Comment la matière, une fois instruite de son lieu d’habitation – qu’il soit purement géographique, anthropisé ou géopoétique -, parvient-elle à franchir le seuil de l’irrévocable ? Comment forge-t-elle son identité propre ? Et est-elle de même nature au travers d’une argile, d’un photon ou d’un bras articulé ? Assurément non, cependant le passage de l’informé au formé constitue déjà un pas considérable, si on en juge par la multitude d’essais-erreurs, de cheminements à rebours et de bifurcations, d’empreintes chaotiques, de formes en devenir, de hasard et de nécessité accumulés pour en venir à l’ordonnancement d’une matière à sens.1

Or, une seule propriété rend compte de la forme et l’émergence de la formeet fait le lien entre les plasmes (entités formées) et les plastes (entités formantes) : il s’agit de la plasticité.
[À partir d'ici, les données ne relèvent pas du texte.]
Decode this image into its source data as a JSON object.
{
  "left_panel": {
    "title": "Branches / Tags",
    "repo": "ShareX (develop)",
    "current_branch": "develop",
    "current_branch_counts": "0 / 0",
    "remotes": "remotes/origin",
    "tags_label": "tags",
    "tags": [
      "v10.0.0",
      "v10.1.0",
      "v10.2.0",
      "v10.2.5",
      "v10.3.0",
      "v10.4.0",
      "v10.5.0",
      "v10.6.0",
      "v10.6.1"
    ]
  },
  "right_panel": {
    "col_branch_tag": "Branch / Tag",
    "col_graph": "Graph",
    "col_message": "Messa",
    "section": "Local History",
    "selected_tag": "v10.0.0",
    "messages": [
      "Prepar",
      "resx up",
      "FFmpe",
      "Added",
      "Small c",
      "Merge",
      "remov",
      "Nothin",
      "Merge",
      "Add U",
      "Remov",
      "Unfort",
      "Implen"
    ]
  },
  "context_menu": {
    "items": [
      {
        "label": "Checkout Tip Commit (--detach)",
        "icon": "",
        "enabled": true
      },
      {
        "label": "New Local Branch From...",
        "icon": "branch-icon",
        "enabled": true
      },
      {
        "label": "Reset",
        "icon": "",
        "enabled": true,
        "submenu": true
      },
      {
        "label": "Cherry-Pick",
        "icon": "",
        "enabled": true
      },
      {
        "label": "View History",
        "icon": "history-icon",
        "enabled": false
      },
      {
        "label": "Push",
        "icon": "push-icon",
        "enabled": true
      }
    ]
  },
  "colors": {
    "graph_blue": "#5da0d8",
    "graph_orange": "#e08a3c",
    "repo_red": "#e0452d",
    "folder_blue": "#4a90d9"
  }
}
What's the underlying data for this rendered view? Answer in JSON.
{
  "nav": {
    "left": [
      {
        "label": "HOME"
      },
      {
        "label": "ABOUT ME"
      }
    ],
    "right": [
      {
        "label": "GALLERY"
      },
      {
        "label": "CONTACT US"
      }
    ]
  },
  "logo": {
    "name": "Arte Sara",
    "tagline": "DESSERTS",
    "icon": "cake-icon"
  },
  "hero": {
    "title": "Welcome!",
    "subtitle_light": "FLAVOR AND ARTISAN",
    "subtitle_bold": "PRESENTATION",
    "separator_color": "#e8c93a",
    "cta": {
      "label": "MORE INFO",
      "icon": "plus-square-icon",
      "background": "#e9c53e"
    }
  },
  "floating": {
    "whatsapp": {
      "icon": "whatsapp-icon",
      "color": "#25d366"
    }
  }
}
De fait, qu’il s’agisse du sculpté péremptoire, d’une architecture vaine, naturelle ou planifiée ou de la plasticité du vivant illustrée par la biodiversité ou la plasticité phénotypique, à chaque fois, l’ancrage est irréversible et conduit à une expérience unique du monde, qu’elle soit sensible, consciente ou intelligente.3

Loin de ne concerner que le plan biophysique ou les arts plastiques, la plasticité interroge en effet la forme en première intention, tout en étant capable de la modifier irréversiblement4. Elle ne s’identifie stricto-sensu ni à la métaphore de la sculpture, ni à l’évolution du vivant, mais les intègrent et les dépassent, en ce que la réciprocité des liens établis agrège des interfaces plastiques uniques qui évoluent invariablement vers une co-signification et une dynamique de transformation active propre.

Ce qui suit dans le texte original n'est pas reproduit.